Tu écris en mode contemplatif, ce qui donne une écriture très imagée et très belle. J’aime aussi ces confrontations entre les personnages, dont une grande partie des émotions se lit entre les lignes. Tu les transmets en peu de mots très bien choisis. J’aime beaucoup ta plume.
Coquilles et remarques :
— Du défilé de médecins et d'infirmières dans la pièce, a émané un seul avis convergeant [Je ne mettrais pas la virgule.]
— Mais au final, on ne refuse rien aux Berliniac [finalement, en fin de compte ; l’expression « au final » est à déconseiller. Voir ici : http://www.academie-francaise.fr/au-final]
— laissant dans leur sillage des os trop saillant et de cernes profonds [saillants / des cernes]
— Ses yeux noisette, que le clair-obscur moirent d'argent [moire]

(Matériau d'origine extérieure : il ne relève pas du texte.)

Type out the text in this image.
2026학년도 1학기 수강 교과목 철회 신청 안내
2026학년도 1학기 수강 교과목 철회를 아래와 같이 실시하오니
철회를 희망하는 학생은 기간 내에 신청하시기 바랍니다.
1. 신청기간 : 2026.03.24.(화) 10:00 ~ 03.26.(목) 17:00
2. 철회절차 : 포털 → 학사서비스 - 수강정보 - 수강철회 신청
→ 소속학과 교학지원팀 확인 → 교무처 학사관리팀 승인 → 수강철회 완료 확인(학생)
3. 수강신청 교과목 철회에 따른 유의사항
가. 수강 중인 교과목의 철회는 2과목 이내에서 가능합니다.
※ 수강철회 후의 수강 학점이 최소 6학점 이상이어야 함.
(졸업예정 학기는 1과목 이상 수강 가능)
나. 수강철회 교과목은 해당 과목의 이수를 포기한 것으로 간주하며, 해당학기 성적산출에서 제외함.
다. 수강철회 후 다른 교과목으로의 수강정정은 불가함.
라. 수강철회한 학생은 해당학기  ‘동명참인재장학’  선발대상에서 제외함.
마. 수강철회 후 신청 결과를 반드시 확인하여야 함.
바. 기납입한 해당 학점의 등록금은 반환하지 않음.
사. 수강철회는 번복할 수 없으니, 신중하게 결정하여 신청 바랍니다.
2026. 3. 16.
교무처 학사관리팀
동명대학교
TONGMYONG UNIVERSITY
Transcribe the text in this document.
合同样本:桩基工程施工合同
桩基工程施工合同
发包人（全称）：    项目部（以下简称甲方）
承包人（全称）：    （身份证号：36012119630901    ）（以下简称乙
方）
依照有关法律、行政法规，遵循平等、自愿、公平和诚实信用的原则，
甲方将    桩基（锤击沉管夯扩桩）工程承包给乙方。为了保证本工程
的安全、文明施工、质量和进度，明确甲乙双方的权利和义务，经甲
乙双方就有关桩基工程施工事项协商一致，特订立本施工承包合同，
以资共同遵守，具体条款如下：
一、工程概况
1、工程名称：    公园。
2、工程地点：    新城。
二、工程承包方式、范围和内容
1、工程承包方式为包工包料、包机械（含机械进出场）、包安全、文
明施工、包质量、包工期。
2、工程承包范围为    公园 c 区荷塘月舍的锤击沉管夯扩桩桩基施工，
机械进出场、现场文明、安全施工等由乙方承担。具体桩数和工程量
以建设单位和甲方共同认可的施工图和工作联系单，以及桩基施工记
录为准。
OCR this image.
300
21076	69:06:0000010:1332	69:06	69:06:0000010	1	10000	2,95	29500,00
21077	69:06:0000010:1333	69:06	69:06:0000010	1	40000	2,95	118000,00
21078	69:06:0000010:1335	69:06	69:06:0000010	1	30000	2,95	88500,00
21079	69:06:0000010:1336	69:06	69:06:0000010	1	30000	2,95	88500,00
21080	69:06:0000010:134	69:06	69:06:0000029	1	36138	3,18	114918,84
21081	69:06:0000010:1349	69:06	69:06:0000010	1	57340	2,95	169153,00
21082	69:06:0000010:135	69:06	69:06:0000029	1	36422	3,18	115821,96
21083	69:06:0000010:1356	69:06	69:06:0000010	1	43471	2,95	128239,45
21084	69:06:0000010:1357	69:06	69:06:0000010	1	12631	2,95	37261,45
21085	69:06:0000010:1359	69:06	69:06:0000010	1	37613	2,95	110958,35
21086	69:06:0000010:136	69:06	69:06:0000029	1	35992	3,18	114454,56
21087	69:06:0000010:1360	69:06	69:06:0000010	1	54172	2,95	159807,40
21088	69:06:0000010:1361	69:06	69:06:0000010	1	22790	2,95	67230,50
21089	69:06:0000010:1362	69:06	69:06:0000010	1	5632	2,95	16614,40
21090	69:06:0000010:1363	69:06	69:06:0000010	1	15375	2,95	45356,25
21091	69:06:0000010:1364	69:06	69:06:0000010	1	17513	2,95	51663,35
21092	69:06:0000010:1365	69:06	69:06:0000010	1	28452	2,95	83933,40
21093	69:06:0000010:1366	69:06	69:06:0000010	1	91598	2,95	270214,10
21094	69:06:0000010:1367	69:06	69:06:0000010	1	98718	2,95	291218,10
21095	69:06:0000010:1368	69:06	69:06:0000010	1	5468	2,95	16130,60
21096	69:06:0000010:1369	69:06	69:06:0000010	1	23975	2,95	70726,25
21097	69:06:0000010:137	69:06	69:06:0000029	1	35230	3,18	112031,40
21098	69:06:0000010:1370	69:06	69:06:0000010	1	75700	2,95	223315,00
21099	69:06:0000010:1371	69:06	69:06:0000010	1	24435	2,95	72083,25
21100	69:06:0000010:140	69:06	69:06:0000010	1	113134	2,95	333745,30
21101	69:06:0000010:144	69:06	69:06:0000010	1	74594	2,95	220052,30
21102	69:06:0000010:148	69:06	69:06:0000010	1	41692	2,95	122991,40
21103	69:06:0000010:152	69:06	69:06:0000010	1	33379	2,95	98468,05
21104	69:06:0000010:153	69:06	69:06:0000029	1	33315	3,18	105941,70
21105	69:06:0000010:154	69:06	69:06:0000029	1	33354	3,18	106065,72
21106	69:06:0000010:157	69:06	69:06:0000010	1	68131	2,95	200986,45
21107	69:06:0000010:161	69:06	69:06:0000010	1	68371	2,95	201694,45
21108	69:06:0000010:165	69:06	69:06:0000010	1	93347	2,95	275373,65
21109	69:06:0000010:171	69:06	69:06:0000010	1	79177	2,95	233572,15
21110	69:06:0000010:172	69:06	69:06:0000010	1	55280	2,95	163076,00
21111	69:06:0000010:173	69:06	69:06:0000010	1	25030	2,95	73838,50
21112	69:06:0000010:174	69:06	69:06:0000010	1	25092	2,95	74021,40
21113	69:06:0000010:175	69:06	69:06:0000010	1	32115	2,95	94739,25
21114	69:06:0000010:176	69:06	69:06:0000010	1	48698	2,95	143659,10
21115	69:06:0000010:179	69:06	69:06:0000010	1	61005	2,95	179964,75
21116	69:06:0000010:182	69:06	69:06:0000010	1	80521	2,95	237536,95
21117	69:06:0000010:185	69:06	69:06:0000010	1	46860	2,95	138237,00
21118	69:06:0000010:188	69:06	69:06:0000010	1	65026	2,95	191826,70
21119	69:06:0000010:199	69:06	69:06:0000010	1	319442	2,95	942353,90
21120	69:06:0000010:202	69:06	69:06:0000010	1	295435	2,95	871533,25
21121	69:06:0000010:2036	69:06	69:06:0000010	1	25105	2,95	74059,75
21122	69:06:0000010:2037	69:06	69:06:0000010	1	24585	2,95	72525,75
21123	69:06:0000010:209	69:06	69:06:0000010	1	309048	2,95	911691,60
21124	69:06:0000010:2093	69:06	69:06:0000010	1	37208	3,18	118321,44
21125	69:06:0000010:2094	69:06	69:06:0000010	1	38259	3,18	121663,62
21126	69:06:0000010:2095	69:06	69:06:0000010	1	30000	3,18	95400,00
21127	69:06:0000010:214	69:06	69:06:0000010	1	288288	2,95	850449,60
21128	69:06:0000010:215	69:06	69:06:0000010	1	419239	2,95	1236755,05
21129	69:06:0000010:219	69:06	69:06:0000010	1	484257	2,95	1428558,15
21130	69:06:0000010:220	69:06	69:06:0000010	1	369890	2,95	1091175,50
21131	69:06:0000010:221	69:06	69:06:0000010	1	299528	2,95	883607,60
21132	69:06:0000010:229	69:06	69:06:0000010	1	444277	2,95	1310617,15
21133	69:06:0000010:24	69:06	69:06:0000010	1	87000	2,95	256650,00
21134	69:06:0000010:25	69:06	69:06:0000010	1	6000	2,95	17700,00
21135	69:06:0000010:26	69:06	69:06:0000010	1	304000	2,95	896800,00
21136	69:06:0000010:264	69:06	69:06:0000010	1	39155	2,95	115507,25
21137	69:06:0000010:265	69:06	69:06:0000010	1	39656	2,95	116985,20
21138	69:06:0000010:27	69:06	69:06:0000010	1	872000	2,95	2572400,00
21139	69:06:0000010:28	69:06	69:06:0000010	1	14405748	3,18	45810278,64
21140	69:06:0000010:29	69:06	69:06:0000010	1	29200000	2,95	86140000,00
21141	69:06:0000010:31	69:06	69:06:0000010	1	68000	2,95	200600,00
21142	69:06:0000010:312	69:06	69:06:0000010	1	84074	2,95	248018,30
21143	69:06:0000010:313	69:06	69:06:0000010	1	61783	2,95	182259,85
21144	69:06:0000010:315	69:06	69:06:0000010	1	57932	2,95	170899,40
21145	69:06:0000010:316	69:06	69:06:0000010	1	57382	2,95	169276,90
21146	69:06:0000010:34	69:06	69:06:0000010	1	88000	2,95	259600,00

— Peut-être parce qu'il demandé où en était l'enquête sur l'attentat [a demandé]
— au discours d'argent d'Henri, entretissé de charme et de chantage [« entretissé » est la graphie rectifiée ; la graphie classique est « entre-tissé »]
— de préférence, de façon lente et douloureuse [Je ne mettrais pas la virgule.]
— - il n'a été qu'un blessé au milieu de tant d'autres, il a gardé la vie, il guérira – [Les tirets ne sont pas symétriques ; il en faut des longs.]
Beatrix
Posté le 13/02/2020
Disons qu'il est proche de Leo, pas d'Hermine, donc ça le touche toujours plus. Les relations dans cette famille sont bizarre. je ne le cacherai pas. Mais après, je ne les ai pas vraiment créé ainsi, ils existaient pour ainsi dire déjà, ils trouvent juste un nouveau visage par ma plume. ;)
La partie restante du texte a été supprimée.